Understand there will likely be some write offs and bad debt. Use the call noted above to come up with a list of customers likely to pay, those that will need assistance of some kind, and those that likely will end up as a write off (or waiting/hoping for an insurance claim to come in to pay the invoice). The aggressiveness in which you collect these 3 different groups of invoices/customers should be discussed internally and acted upon in agreement. Many of these customers will appreciate you working with them and could strengthen your future relationship. Your help in getting them get back on their feet as best you can could allow for a more lasting business partnership.

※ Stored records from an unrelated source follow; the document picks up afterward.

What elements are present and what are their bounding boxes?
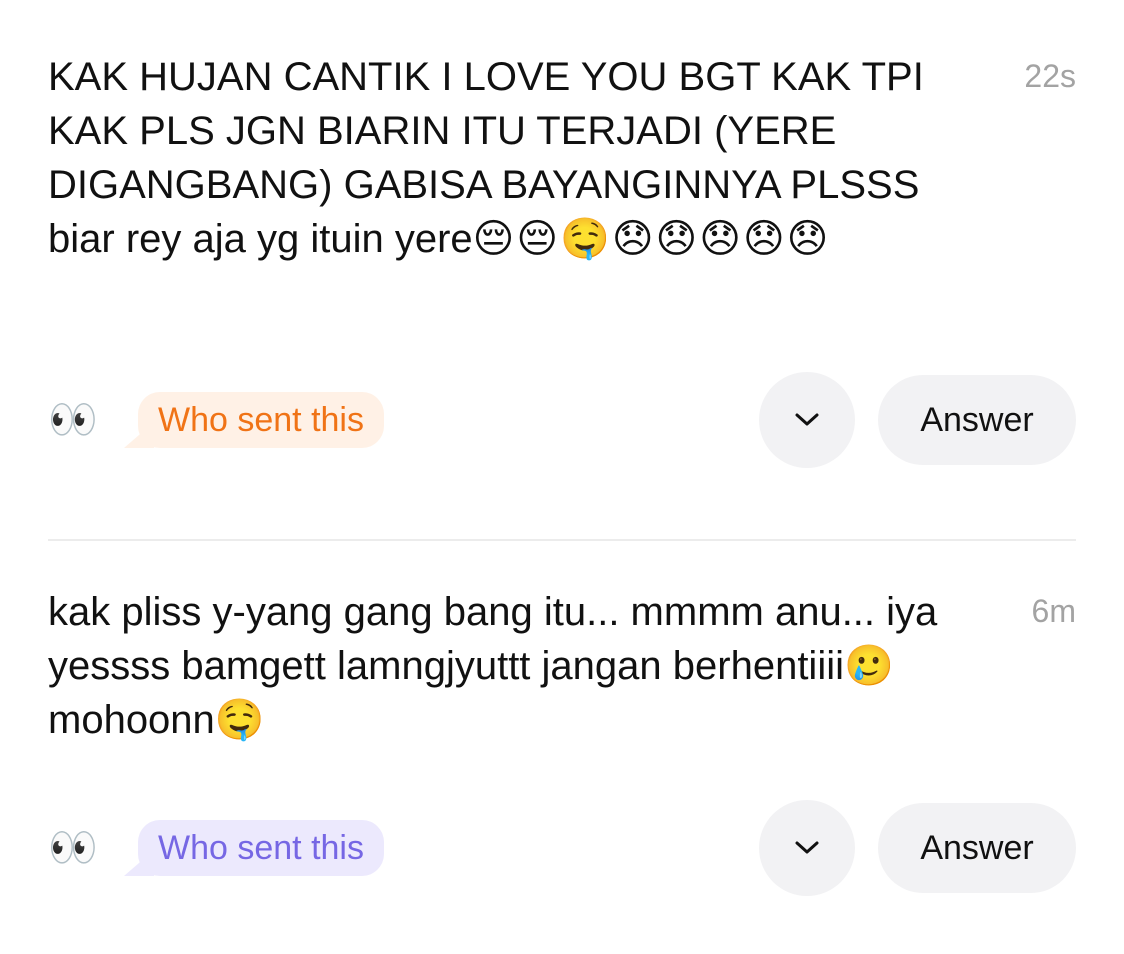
chevron-down-icon — [795, 413, 819, 426]
expand-button[interactable] — [759, 372, 855, 468]
question-text: KAK HUJAN CANTIK I LOVE YOU BGT KAK TPI … — [48, 50, 958, 266]
question-card: KAK HUJAN CANTIK I LOVE YOU BGT KAK TPI … — [48, 50, 1076, 468]
answer-button-label: Answer — [920, 400, 1034, 439]
question-message-row: KAK HUJAN CANTIK I LOVE YOU BGT KAK TPI … — [48, 50, 1076, 266]
answer-button[interactable]: Answer — [878, 803, 1076, 893]
question-text: kak pliss y-yang gang bang itu... mmmm a… — [48, 585, 958, 747]
question-text-body: kak pliss y-yang gang bang itu... mmmm a… — [48, 590, 938, 688]
eyes-icon: 👀 — [48, 826, 98, 870]
who-sent-this-label: Who sent this — [158, 400, 364, 439]
emoji-sequence: 😔😔🤤😞😞😞😞😞 — [472, 217, 831, 261]
eyes-icon: 👀 — [48, 398, 98, 442]
who-sent-this-label: Who sent this — [158, 828, 364, 867]
question-actions: 👀 Who sent this Answer — [48, 800, 1076, 896]
who-sent-this-button[interactable]: Who sent this — [138, 820, 384, 876]
question-actions: 👀 Who sent this Answer — [48, 372, 1076, 468]
emoji-drooling: 🤤 — [214, 698, 265, 742]
question-card: kak pliss y-yang gang bang itu... mmmm a… — [48, 585, 1076, 896]
chevron-down-icon — [795, 841, 819, 854]
answer-button-label: Answer — [920, 828, 1034, 867]
timestamp: 6m — [1031, 593, 1076, 629]
expand-button[interactable] — [759, 800, 855, 896]
answer-button[interactable]: Answer — [878, 375, 1076, 465]
emoji-smiling-tear: 🥲 — [843, 644, 894, 688]
timestamp: 22s — [1024, 58, 1076, 94]
question-message-row: kak pliss y-yang gang bang itu... mmmm a… — [48, 585, 1076, 747]
divider — [48, 539, 1076, 541]
who-sent-this-button[interactable]: Who sent this — [138, 392, 384, 448]
question-text-tail: mohoonn — [48, 698, 215, 742]
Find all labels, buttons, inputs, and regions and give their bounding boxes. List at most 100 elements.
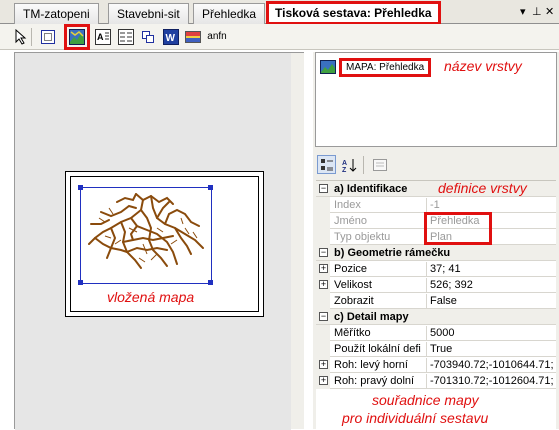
insert-image-button[interactable]	[183, 27, 202, 46]
categorized-icon	[320, 158, 333, 170]
property-value: -1	[426, 198, 554, 212]
property-row-roh-pravy-dolni[interactable]: + Roh: pravý dolní -701310.72;-1012604.7…	[316, 373, 556, 389]
resize-handle-br[interactable]	[208, 280, 213, 285]
tab-menu-icon[interactable]: ▾	[520, 5, 526, 18]
toolbar-separator	[363, 156, 364, 174]
row-gutter	[316, 341, 330, 357]
property-value: False	[426, 294, 554, 308]
right-panel: MAPA: Přehledka název vrstvy AZ − a) Ide…	[313, 52, 559, 429]
insert-word-button[interactable]: W	[161, 27, 180, 46]
category-label: b) Geometrie rámečku	[334, 247, 451, 259]
tab-stavebni-sit[interactable]: Stavebni-sit	[108, 3, 189, 24]
property-pages-button[interactable]	[370, 155, 389, 174]
property-value: -703940.72;-1010644.71;0	[426, 358, 554, 372]
map-frame[interactable]	[78, 185, 213, 285]
tab-tm-zatopeni[interactable]: TM-zatopeni	[14, 3, 99, 24]
toolbar-separator	[31, 28, 32, 46]
category-geometrie[interactable]: − b) Geometrie rámečku	[316, 245, 556, 261]
cursor-arrow-icon	[15, 28, 26, 45]
insert-map-button[interactable]	[64, 24, 90, 50]
property-row-meritko[interactable]: Měřítko 5000	[316, 325, 556, 341]
report-page[interactable]: vložená mapa	[65, 171, 264, 317]
layer-definition-caption: definice vrstvy	[438, 180, 527, 196]
legend-icon	[117, 28, 134, 45]
street-network-map	[88, 193, 204, 269]
property-key: Typ objektu	[334, 231, 391, 243]
property-row-velikost[interactable]: + Velikost 526; 392	[316, 277, 556, 293]
image-icon	[184, 30, 201, 43]
table-icon	[141, 30, 154, 43]
svg-text:A: A	[97, 32, 104, 42]
svg-text:Z: Z	[342, 167, 347, 173]
svg-text:W: W	[165, 33, 175, 44]
highlight-box	[424, 212, 492, 245]
tab-label: TM-zatopeni	[23, 7, 90, 21]
resize-handle-tr[interactable]	[208, 185, 213, 190]
collapse-icon[interactable]: −	[319, 312, 328, 321]
property-row-roh-levy-horni[interactable]: + Roh: levý horní -703940.72;-1010644.71…	[316, 357, 556, 373]
property-value: True	[426, 342, 554, 356]
embedded-map-caption: vložená mapa	[107, 289, 195, 305]
frame-select-button[interactable]	[38, 27, 57, 46]
insert-label-button[interactable]: anfn	[205, 27, 229, 46]
expand-icon[interactable]: +	[319, 360, 328, 369]
property-key: Pozice	[334, 263, 368, 275]
category-detail-mapy[interactable]: − c) Detail mapy	[316, 309, 556, 325]
close-icon[interactable]: ✕	[545, 5, 554, 18]
categorized-view-button[interactable]	[317, 155, 336, 174]
property-grid[interactable]: − a) Identifikace definice vrstvy Index …	[316, 180, 556, 429]
map-coords-caption-2: pro individuální sestavu	[342, 410, 489, 426]
collapse-icon[interactable]: −	[319, 248, 328, 257]
text-frame-icon: A	[94, 28, 111, 45]
property-value: 526; 392	[426, 278, 554, 292]
resize-handle-tl[interactable]	[78, 185, 83, 190]
sort-az-icon: AZ	[342, 158, 356, 173]
property-key: Roh: pravý dolní	[334, 375, 415, 387]
layer-list[interactable]: MAPA: Přehledka název vrstvy	[315, 52, 557, 147]
expand-icon[interactable]: +	[319, 280, 328, 289]
tab-prehledka[interactable]: Přehledka	[193, 3, 266, 24]
property-key: Velikost	[334, 279, 372, 291]
frame-select-icon	[40, 29, 55, 44]
property-key: Použít lokální defi	[334, 343, 421, 355]
row-gutter	[316, 213, 330, 229]
expand-icon[interactable]: +	[319, 264, 328, 273]
row-gutter	[316, 325, 330, 341]
insert-table-button[interactable]	[138, 27, 157, 46]
page-margin-frame: vložená mapa	[70, 176, 259, 312]
property-row-pouzit-lokalni[interactable]: Použít lokální defi True	[316, 341, 556, 357]
tab-label: Přehledka	[202, 7, 257, 21]
property-key: Roh: levý horní	[334, 359, 408, 371]
tab-tiskova-sestava[interactable]: Tisková sestava: Přehledka	[266, 1, 441, 25]
property-value: 37; 41	[426, 262, 554, 276]
word-document-icon: W	[162, 28, 179, 45]
tab-label: Stavebni-sit	[117, 7, 180, 21]
property-key: Měřítko	[334, 327, 371, 339]
property-row-zobrazit[interactable]: Zobrazit False	[316, 293, 556, 309]
expand-icon[interactable]: +	[319, 376, 328, 385]
property-value: -701310.72;-1012604.71;0	[426, 374, 554, 388]
collapse-icon[interactable]: −	[319, 184, 328, 193]
property-row-pozice[interactable]: + Pozice 37; 41	[316, 261, 556, 277]
insert-legend-button[interactable]	[116, 27, 135, 46]
property-key: Jméno	[334, 215, 368, 227]
row-gutter	[316, 229, 330, 245]
document-tab-bar: TM-zatopeni Stavebni-sit Přehledka Tisko…	[0, 0, 559, 25]
row-gutter	[316, 293, 330, 309]
pointer-tool-button[interactable]	[11, 27, 30, 46]
resize-handle-bl[interactable]	[78, 280, 83, 285]
text-label-icon: anfn	[207, 31, 227, 42]
category-label: c) Detail mapy	[334, 311, 409, 323]
row-gutter	[316, 197, 330, 213]
report-toolbar: A W anfn	[0, 24, 559, 50]
pin-icon[interactable]: ⊥	[532, 5, 542, 18]
property-value: 5000	[426, 326, 554, 340]
svg-text:A: A	[342, 160, 347, 167]
report-canvas[interactable]: vložená mapa	[14, 52, 304, 430]
layer-list-item[interactable]: MAPA: Přehledka	[320, 57, 432, 77]
layer-name: MAPA: Přehledka	[339, 57, 432, 77]
alphabetical-view-button[interactable]: AZ	[340, 155, 359, 174]
property-row-index[interactable]: Index -1	[316, 197, 556, 213]
insert-text-button[interactable]: A	[93, 27, 112, 46]
property-pages-icon	[372, 158, 387, 171]
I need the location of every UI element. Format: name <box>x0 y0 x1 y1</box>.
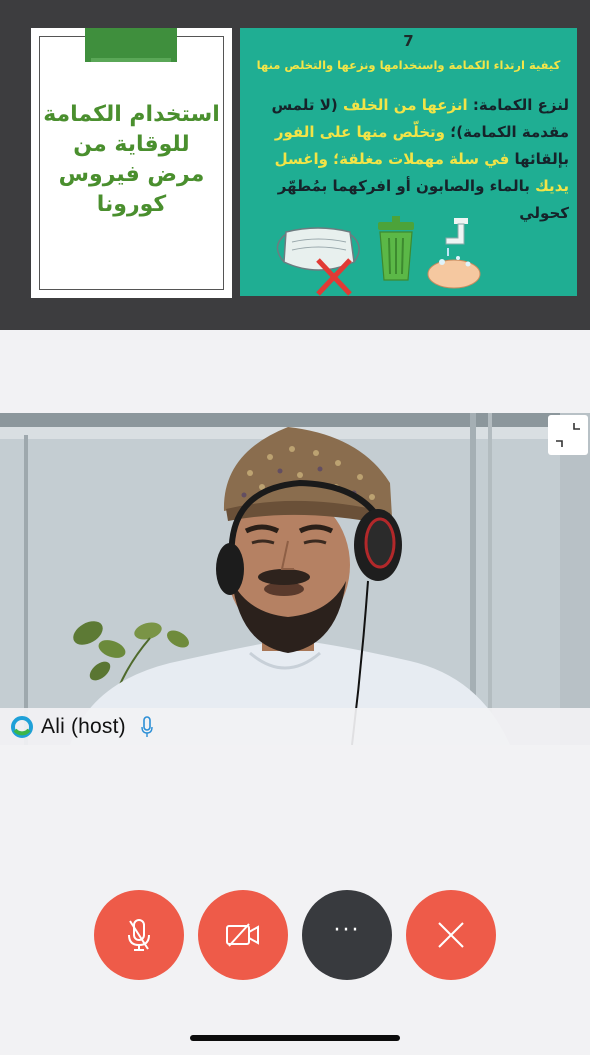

Based on our experience, when you find a customer that has had such damage to warrant an insurance claim, your receivable will be difficult to collect. If you are not a large business critical partner to the company, it’s unlikely there will be full repayment. Additionally, we have found the claim resolution process to be rather time consuming and difficult to track. You won’t be the most important person to them at the current moment. They’ll be focused on getting re-opened to generate revenue to pay vendors like you and unlikely to take the time to give you a status update, no matter how nicely you ask.
The final question of when to start shipping again to customers in the region will need to be made on a case by case basis. Don’t assume a UPS is delivering and the store is open. Make sure the customer still needs, wants, and can pay for the product. If you have concerns, ask if they are willing to prepay for the order.
Lastly, always use your judgment. Your business success depends on it and this situation is no different. It’s unfortunate, but there are always companies that are willing to take advantage. Always ask questions and if you have concerns, get more information. You can ask for a copy of their insurance claim or police report, if applicable. Alternatively, you may want to try to get something in writing and signed regarding the details.